A carnival mass byJulie Taymor
andElliot Goldenthal
Music and Original Lyrics byElliot Goldenthal
Based on a tale byHoracio Quirogà
Directed byJulie Taymor

Beaumont Theater

In the fall of 1996, we welcomed back the visionary director and designer, Julie Taymor, who with composer Elliot Goldenthal, has created a string of memorable music-theater works, including The Transposed Heads (seen at the Newhouse in 1986) and The Green Bird (seen last spring at the New Victory). Perhaps their most acclaimed work is JUAN DARIÉN: A CARNIVAL MASS, which was seen by only a small number of people during its brief off-off-Broadway debut in 1988. Many of us lucky enough to have seen this richly imaginative piece remember it among our top theatergoing experiences. Thus, we were happy to re-create it for the Beaumont, where a large audience could finally enjoy it.

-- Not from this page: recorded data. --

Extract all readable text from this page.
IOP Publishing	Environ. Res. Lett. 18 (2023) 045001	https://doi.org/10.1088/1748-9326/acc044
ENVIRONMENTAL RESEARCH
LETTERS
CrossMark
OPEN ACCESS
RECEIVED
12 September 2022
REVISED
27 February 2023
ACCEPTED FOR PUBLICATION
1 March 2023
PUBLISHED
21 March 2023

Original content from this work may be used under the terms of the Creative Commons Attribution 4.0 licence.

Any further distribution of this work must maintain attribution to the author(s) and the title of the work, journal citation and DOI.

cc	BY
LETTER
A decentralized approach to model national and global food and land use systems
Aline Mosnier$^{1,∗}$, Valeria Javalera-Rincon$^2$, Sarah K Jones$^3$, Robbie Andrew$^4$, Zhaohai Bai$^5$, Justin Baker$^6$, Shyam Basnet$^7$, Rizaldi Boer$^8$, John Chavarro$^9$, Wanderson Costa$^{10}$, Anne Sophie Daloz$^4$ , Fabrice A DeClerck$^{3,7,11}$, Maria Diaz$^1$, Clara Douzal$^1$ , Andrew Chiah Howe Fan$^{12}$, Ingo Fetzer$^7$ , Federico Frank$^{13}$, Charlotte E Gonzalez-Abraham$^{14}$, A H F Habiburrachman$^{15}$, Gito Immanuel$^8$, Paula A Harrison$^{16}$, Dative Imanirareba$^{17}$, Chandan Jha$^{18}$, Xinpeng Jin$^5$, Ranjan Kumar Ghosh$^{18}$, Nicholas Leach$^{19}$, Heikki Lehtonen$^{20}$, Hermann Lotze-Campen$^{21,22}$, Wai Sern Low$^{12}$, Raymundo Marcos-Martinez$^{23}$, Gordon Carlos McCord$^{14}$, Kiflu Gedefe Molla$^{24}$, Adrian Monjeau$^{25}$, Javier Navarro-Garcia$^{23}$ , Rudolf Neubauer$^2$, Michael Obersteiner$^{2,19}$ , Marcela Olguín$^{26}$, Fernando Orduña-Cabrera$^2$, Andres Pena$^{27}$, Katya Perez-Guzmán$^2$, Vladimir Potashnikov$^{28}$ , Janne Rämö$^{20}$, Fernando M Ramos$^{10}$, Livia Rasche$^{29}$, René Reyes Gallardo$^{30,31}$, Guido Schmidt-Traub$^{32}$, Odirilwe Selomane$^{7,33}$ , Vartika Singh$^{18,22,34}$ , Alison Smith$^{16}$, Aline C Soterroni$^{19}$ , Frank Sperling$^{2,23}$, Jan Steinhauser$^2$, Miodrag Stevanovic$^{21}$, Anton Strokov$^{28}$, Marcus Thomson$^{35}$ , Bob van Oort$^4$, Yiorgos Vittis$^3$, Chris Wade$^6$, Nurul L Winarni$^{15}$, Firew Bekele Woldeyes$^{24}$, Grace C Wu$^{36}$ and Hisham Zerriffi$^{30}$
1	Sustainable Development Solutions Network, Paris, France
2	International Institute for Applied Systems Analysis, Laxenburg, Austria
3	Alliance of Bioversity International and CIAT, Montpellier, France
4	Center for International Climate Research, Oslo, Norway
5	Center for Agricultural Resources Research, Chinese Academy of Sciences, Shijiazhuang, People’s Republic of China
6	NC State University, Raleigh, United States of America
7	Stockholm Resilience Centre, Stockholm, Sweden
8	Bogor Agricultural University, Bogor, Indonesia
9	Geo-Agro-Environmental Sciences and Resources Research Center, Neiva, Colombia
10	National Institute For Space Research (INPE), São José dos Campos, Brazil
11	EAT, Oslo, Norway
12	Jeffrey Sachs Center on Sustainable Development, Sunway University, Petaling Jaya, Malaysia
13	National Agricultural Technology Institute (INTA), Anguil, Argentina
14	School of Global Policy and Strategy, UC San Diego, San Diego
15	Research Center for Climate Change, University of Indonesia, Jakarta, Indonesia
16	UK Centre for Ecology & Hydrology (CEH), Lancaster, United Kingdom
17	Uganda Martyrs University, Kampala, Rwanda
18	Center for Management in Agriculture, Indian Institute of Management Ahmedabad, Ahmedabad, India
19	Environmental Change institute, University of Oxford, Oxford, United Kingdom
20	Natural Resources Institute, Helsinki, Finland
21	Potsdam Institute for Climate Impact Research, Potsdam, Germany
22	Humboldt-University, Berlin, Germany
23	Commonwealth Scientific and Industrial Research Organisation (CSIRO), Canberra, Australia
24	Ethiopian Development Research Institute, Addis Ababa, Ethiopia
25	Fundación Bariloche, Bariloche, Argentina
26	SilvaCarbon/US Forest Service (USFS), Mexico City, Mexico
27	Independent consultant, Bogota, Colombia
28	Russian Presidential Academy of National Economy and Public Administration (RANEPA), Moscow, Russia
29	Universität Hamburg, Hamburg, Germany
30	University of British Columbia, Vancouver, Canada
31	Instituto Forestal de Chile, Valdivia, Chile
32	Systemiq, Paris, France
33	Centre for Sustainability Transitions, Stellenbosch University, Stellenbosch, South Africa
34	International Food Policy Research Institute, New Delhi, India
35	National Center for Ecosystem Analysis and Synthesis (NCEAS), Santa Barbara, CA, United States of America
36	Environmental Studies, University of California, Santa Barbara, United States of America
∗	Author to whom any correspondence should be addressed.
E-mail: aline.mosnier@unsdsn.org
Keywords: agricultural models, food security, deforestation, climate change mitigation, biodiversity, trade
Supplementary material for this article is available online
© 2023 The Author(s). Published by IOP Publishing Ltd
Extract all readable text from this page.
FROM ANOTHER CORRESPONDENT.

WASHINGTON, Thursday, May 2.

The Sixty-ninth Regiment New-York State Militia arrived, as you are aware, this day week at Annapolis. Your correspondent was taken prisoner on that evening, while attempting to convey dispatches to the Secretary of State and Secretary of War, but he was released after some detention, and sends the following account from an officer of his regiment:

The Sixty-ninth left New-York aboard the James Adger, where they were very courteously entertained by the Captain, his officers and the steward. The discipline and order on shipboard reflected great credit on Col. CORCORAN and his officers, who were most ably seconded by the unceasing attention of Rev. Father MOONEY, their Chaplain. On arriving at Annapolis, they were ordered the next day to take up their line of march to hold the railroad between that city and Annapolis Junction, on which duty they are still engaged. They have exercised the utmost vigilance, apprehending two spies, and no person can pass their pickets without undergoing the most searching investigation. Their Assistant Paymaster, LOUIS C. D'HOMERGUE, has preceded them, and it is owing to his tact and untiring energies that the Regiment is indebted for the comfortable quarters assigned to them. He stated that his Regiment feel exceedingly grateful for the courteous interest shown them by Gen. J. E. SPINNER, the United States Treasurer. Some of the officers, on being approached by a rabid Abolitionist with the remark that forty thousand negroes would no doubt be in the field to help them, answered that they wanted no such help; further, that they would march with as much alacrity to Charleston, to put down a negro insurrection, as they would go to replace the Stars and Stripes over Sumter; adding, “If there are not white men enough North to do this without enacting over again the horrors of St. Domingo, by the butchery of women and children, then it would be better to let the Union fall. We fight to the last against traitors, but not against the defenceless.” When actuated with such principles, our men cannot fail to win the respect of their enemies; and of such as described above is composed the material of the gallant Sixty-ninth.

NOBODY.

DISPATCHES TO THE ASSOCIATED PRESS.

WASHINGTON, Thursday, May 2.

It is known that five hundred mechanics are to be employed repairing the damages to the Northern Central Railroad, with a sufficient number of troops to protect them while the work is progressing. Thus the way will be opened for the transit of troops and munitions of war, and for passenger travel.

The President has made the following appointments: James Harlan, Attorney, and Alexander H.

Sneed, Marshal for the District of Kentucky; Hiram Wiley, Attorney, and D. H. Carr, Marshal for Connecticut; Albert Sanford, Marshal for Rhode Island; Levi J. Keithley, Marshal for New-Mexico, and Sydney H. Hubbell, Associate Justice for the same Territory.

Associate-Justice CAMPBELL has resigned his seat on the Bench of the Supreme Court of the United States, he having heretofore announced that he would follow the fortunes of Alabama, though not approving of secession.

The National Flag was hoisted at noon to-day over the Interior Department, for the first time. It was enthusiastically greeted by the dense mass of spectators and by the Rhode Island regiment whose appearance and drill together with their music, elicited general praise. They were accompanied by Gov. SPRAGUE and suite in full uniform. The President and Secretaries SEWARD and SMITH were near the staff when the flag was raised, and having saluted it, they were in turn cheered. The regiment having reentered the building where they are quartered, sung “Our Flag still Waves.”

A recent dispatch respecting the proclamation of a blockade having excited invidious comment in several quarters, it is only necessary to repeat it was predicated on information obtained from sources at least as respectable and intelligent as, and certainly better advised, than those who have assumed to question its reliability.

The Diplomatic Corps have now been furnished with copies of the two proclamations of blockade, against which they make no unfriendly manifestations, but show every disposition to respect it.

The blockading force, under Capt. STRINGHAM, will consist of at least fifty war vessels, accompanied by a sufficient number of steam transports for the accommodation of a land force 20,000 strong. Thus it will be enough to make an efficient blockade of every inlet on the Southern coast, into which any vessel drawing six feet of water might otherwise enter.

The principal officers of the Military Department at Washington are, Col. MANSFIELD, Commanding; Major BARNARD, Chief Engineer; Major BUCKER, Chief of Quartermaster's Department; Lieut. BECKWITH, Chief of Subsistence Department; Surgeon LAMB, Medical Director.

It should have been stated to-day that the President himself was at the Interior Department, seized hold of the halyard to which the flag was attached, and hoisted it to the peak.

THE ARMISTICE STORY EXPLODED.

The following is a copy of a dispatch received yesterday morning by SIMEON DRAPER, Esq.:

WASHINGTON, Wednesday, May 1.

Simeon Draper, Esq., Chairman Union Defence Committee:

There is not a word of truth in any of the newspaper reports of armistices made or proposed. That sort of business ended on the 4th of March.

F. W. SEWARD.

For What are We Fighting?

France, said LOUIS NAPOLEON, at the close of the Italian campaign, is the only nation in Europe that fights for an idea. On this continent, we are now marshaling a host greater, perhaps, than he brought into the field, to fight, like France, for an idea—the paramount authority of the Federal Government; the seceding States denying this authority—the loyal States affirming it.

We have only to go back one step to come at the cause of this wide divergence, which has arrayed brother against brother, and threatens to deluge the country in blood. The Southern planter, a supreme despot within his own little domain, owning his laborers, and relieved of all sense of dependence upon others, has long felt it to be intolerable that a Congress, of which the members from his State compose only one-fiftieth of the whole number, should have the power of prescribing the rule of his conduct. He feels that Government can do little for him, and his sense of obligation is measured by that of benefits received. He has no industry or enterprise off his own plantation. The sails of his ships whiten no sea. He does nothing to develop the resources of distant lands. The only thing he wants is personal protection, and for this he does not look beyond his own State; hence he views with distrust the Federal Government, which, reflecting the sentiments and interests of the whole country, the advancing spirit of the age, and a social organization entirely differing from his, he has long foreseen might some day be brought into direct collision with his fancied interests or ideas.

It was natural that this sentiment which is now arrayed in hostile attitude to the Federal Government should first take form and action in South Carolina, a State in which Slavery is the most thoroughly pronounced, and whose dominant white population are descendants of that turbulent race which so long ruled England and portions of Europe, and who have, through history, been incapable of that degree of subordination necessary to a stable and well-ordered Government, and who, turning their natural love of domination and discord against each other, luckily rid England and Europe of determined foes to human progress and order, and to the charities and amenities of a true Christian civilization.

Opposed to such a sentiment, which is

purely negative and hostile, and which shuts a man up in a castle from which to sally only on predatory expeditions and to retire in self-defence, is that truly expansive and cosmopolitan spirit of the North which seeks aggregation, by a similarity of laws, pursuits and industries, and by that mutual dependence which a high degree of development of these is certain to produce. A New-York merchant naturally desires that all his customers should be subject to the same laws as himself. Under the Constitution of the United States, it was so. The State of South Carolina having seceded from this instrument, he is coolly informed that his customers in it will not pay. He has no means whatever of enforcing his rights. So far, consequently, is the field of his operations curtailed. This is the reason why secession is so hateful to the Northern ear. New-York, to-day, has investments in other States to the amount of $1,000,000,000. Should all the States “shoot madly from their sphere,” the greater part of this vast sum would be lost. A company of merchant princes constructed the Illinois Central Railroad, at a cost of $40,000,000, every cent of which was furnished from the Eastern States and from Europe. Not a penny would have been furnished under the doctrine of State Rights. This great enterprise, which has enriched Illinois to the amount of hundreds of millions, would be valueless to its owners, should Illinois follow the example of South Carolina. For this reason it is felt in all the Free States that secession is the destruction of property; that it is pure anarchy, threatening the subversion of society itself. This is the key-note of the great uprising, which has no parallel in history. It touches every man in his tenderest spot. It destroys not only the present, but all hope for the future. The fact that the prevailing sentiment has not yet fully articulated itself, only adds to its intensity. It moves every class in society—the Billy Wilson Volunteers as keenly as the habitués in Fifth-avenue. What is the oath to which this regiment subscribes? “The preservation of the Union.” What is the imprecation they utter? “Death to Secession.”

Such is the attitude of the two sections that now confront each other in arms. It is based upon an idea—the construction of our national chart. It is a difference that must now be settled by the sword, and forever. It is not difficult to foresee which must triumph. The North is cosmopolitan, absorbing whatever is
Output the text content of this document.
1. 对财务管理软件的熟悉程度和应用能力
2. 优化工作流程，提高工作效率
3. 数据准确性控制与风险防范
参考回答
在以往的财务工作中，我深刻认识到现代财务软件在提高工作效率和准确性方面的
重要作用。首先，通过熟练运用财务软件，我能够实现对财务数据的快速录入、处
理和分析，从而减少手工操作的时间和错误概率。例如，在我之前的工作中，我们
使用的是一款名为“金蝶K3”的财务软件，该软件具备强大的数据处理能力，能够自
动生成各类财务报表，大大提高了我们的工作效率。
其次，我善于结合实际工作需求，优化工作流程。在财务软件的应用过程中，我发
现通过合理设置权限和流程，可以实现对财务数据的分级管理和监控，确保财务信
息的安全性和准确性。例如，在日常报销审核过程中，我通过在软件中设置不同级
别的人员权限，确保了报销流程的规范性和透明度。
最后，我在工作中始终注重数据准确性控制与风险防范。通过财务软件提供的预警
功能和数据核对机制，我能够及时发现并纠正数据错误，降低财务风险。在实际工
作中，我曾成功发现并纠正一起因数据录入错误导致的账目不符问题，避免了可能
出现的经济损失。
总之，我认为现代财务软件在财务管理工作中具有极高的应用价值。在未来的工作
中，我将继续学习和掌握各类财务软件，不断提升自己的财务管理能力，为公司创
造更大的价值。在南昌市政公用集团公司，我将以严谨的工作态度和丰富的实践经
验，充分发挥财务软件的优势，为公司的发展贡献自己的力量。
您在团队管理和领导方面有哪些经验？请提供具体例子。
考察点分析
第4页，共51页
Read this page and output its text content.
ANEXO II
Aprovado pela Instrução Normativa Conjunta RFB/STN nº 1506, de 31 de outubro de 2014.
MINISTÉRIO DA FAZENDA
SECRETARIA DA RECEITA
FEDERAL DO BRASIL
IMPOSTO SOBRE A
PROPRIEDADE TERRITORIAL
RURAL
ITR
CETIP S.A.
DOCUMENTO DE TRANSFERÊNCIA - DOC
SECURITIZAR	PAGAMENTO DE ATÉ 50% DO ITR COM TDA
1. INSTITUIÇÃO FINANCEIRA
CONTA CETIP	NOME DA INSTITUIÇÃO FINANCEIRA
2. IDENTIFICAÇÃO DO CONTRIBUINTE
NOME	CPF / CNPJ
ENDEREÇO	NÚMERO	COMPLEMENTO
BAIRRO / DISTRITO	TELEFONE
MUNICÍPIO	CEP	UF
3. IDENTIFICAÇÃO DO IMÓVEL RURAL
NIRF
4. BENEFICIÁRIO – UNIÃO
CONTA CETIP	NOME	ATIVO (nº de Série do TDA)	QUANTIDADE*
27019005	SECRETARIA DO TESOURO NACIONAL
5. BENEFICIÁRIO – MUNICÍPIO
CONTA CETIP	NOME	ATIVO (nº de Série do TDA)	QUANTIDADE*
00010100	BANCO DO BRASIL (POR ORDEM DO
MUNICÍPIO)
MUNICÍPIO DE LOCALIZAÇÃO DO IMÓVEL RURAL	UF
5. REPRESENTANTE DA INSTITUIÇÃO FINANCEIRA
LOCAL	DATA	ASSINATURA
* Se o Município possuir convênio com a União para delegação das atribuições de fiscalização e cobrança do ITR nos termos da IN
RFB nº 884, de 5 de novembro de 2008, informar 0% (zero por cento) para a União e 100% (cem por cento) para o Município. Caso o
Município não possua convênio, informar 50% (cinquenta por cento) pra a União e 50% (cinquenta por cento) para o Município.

Based on a modern fable by the Uraguayan writer Horacio Quirogà, JUAN DARIÉN is told primarily through its dazzling imagery set to strikingly original music. This 80-minute production offers the stage equivalent of the "magic realism" found in the novels of Gabriel Garcia Márquez and Isabel Allende—employing a seamless and breathtaking blend of masked actors, singers, puppets of all kinds and sizes, and a score that has roots in both Latin American folk music and the Latin Mass (hence the subtitle). JUAN DARIÉN is a compassion play set in the South American jungle, centering on an orphaned tiger cub who is miraculously transformed into a human child after he is taken in by a woman who has just lost her own baby. In a world in which the jaunty skeletal figure of Death is always near, everything leads inexorably to an eerie, climactic danse macabre.